Friday, 30 September 2022

Shut up before you make me cry... The Fisher King

I can't say why my 12 year old mind gravitated towards odd movies, I don't even remember the first time I saw the Fisher King, I think it was a thing that it didn't matter how old you were, if Robin Williams was in a movie, you got to watch it because we all knew he was a funny bastard. It was one of my parrot movies (I've recently learnt that I'm probably autistic and have a form of echolalia where you repeat heard phrases, only I'm rather good at accent mimicry). I don't think I cried at it at all until I was older. I sort of got the humor but didn't, I liked Amanda Plummer's character and probably identified with her. My mind was capable of comprehending cleverness  but I needed to grow up to really appreciate these movies. 

Something about the ending tears me up the way a good happy ending should. Gilliam's talent for putting us in the head of someone frenetic and appreciating the madness for what it is. He's quite underrated for how stylised and smart his films are, and he injected a whimsy into the tale that only someone like Williams could pull off, mainly for the fact it was easy to get him to do outlandish shit like jump around Central Park naked. I like Bridges' as Jack, how he adopts the madness and they balance each other out in the end, nobody needed curing, not in that sense. We're stuck in claustrophobic places off-kilter with Dutch angles. I think the hospital scene was a good precursor to 12 Monkeys. The dance in Grand Central Station is pure magic, I was very in love with mature yet fanciful romances at that age, Untamed Heart being my other go-to, that's also full of flaws a younger millennial wouldn't abide. (Do you romanticise someone sneaking into your house, or the fact they're a tad too childlike). I would put a trigger warning on this in terms of depiction of mental illness/degradation etc. It affected me more later, you can't rely on a 90's movie to give you the best representations of any affected group or minority, I'm sorry. This one isn't entirely offensive. (I realised the scene Anne is all over Jack despite him not being in the mood might bug people too).

The other William's movie I loved too much was Dead Poet's Society, another one that really kicks you in the gut in the end. I studied that at school, my English teacher actually berating the entire class for their shitty essays on it when we'd been studying it. (I think he ate his words when he realised he'd forgotten to assign a year long project we were supposed to do very close to the end of the year), I wish I'd kept my essay as apparently it was the only good one, a nearby student complaining that he'd just said they'd all fucked up so why did I get a good grade. He said because I deserved it. Duh. 

Everyone in the Fisher King is wonderful, it's fucking criminal Mercedes Rueh's career didn't take off after she won the Oscar. She's the perfect cheese to Plummer's chalk the way they bond over drinks and horror stories of their mothers. She's written so well and uniquely, she's really screwed over by Jack for all her patience and compassion she gives him only to have him basically abandon her once he's fine. Anne's prince falls into a coma like Parry. It's poetic for something that was advertised as more of a romantic comedy. It's a journey of one man finding his humanity, he has to finish Parry's quest or lose his own redemption.

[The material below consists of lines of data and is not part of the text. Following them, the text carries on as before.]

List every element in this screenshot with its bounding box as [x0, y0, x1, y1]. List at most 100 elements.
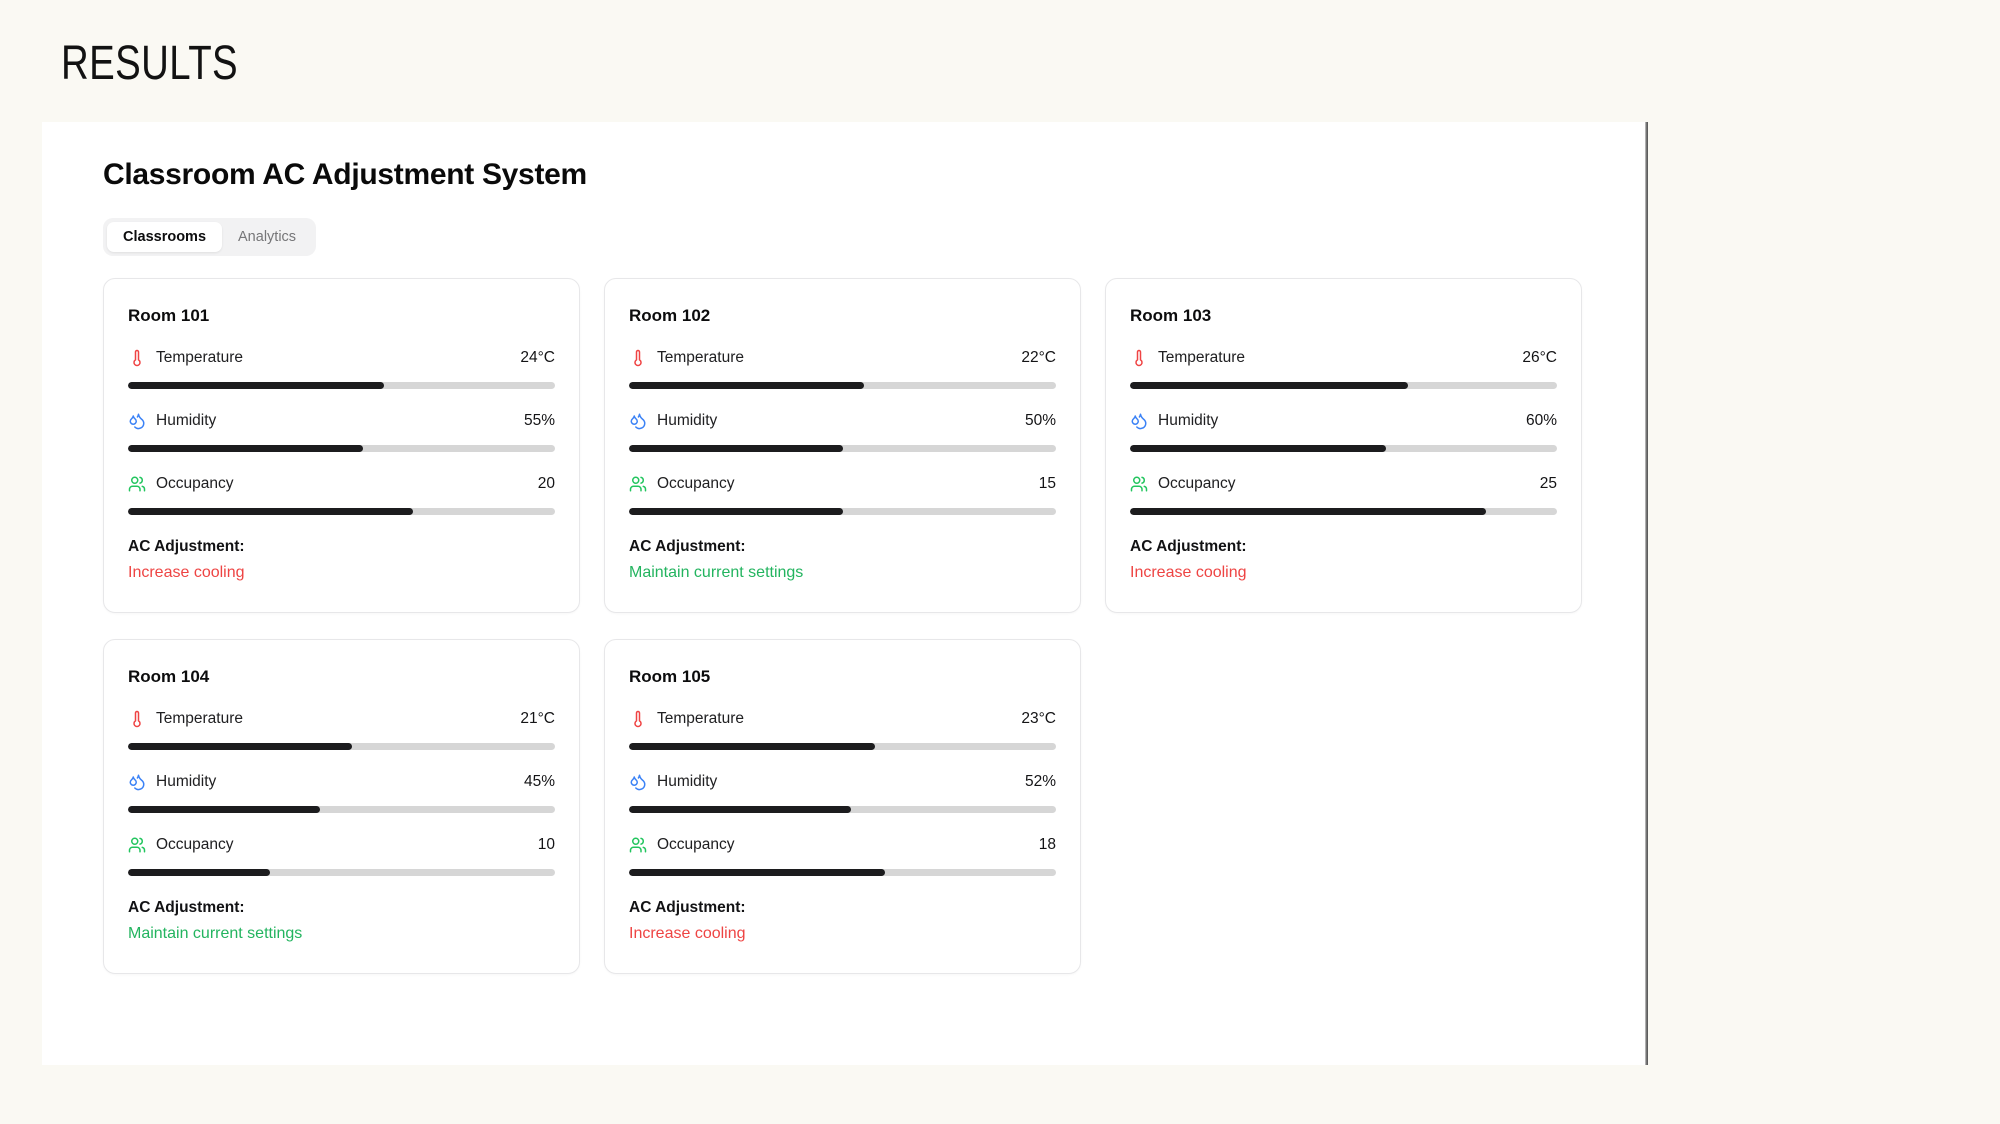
- app-title: Classroom AC Adjustment System: [103, 158, 587, 191]
- temperature-progress-bar: [128, 743, 555, 750]
- occupancy-metric: Occupancy 15: [629, 475, 1056, 515]
- occupancy-metric: Occupancy 10: [128, 836, 555, 876]
- tab-list: Classrooms Analytics: [103, 218, 317, 256]
- room-card: Room 105 Temperature 23°C: [604, 639, 1081, 974]
- humidity-progress-bar: [629, 806, 1056, 813]
- humidity-metric: Humidity 60%: [1130, 412, 1557, 452]
- humidity-progress-bar: [128, 806, 555, 813]
- metric-value: 23°C: [1021, 710, 1056, 727]
- tab-analytics[interactable]: Analytics: [238, 229, 297, 245]
- temperature-metric: Temperature 23°C: [629, 710, 1056, 750]
- metric-value: 10: [537, 836, 555, 853]
- humidity-progress-bar: [128, 445, 555, 452]
- temperature-progress-bar: [629, 382, 1056, 389]
- room-card: Room 102 Temperature 22°C: [604, 278, 1081, 613]
- metric-label: Humidity: [657, 412, 718, 429]
- users-icon: [128, 475, 146, 493]
- progress-bar-fill: [629, 445, 843, 452]
- users-icon: [629, 836, 647, 854]
- progress-bar-fill: [629, 806, 852, 813]
- metric-label: Occupancy: [156, 475, 234, 492]
- temperature-progress-bar: [629, 743, 1056, 750]
- ac-adjustment-label: AC Adjustment:: [629, 538, 746, 555]
- room-title: Room 103: [1130, 306, 1212, 325]
- metric-value: 21°C: [520, 710, 555, 727]
- temperature-metric: Temperature 22°C: [629, 349, 1056, 389]
- ac-adjustment-status: Increase cooling: [629, 925, 746, 942]
- metric-value: 24°C: [520, 349, 555, 366]
- occupancy-metric: Occupancy 18: [629, 836, 1056, 876]
- thermometer-icon: [629, 349, 647, 367]
- temperature-metric: Temperature 26°C: [1130, 349, 1557, 389]
- thermometer-icon: [629, 710, 647, 728]
- droplets-icon: [128, 412, 146, 430]
- temperature-progress-bar: [1130, 382, 1557, 389]
- droplets-icon: [629, 773, 647, 791]
- occupancy-progress-bar: [128, 869, 555, 876]
- users-icon: [629, 475, 647, 493]
- users-icon: [1130, 475, 1148, 493]
- tab-classrooms[interactable]: Classrooms: [107, 222, 223, 252]
- metric-value: 50%: [1024, 412, 1056, 429]
- humidity-metric: Humidity 45%: [128, 773, 555, 813]
- progress-bar-fill: [629, 382, 864, 389]
- thermometer-icon: [1130, 349, 1148, 367]
- ac-adjustment-status: Maintain current settings: [128, 925, 303, 942]
- occupancy-progress-bar: [629, 508, 1056, 515]
- ac-adjustment-status: Increase cooling: [1130, 564, 1247, 581]
- metric-label: Temperature: [657, 710, 745, 727]
- room-card: Room 103 Temperature 26°C: [1105, 278, 1582, 613]
- room-card: Room 104 Temperature 21°C: [103, 639, 580, 974]
- metric-value: 15: [1038, 475, 1056, 492]
- droplets-icon: [1130, 412, 1148, 430]
- ac-adjustment-label: AC Adjustment:: [128, 899, 245, 916]
- room-title: Room 102: [629, 306, 711, 325]
- metric-label: Temperature: [657, 349, 745, 366]
- room-title: Room 105: [629, 667, 711, 686]
- ac-adjustment-label: AC Adjustment:: [128, 538, 245, 555]
- progress-bar-fill: [128, 508, 413, 515]
- temperature-metric: Temperature 21°C: [128, 710, 555, 750]
- metric-value: 52%: [1024, 773, 1056, 790]
- progress-bar-fill: [128, 869, 271, 876]
- droplets-icon: [128, 773, 146, 791]
- metric-label: Occupancy: [657, 836, 735, 853]
- users-icon: [128, 836, 146, 854]
- metric-value: 20: [537, 475, 555, 492]
- metric-value: 55%: [523, 412, 555, 429]
- temperature-metric: Temperature 24°C: [128, 349, 555, 389]
- progress-bar-fill: [128, 806, 321, 813]
- metric-label: Humidity: [657, 773, 718, 790]
- ac-adjustment-status: Increase cooling: [128, 564, 245, 581]
- metric-label: Occupancy: [156, 836, 234, 853]
- metric-label: Occupancy: [1158, 475, 1236, 492]
- metric-label: Temperature: [156, 349, 244, 366]
- humidity-metric: Humidity 52%: [629, 773, 1056, 813]
- progress-bar-fill: [1130, 382, 1408, 389]
- progress-bar-fill: [128, 382, 385, 389]
- progress-bar-fill: [629, 743, 875, 750]
- humidity-metric: Humidity 55%: [128, 412, 555, 452]
- page-heading: RESULTS: [61, 37, 239, 90]
- occupancy-progress-bar: [1130, 508, 1557, 515]
- room-card: Room 101 Temperature 24°C: [103, 278, 580, 613]
- ac-adjustment-status: Maintain current settings: [629, 564, 804, 581]
- humidity-progress-bar: [1130, 445, 1557, 452]
- temperature-progress-bar: [128, 382, 555, 389]
- progress-bar-fill: [128, 743, 353, 750]
- metric-value: 26°C: [1522, 349, 1557, 366]
- metric-label: Temperature: [1158, 349, 1246, 366]
- humidity-progress-bar: [629, 445, 1056, 452]
- metric-value: 60%: [1525, 412, 1557, 429]
- droplets-icon: [629, 412, 647, 430]
- ac-adjustment-label: AC Adjustment:: [629, 899, 746, 916]
- progress-bar-fill: [629, 508, 843, 515]
- progress-bar-fill: [128, 445, 363, 452]
- metric-value: 22°C: [1021, 349, 1056, 366]
- ac-adjustment-label: AC Adjustment:: [1130, 538, 1247, 555]
- thermometer-icon: [128, 710, 146, 728]
- room-title: Room 104: [128, 667, 210, 686]
- metric-label: Humidity: [1158, 412, 1219, 429]
- progress-bar-fill: [1130, 445, 1387, 452]
- metric-label: Occupancy: [657, 475, 735, 492]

I don't think Bridges and Williams could ever be replaced, in these roles or any others they've played. Younger kids won't get to experience how it was growing up with an actor like Robin Williams being such a respected household name despite him being a prolific coke addict, he was still the most human actor when we lost him, something special disappeared from the world, it also gave us in the mental illness community a swift reminder how close we skirt that edge without appreciating we could lose anyone at any moment. Williams having such a heartfelt sincerity in this film, you couldn't replicate it.

But movies kind of created my love language (or rather my only fucking language) it seemed to be the only way I could cope with running out of shit to say. So, if I ever quote the Simpsons around you, it's because I like you and I want to be your friend.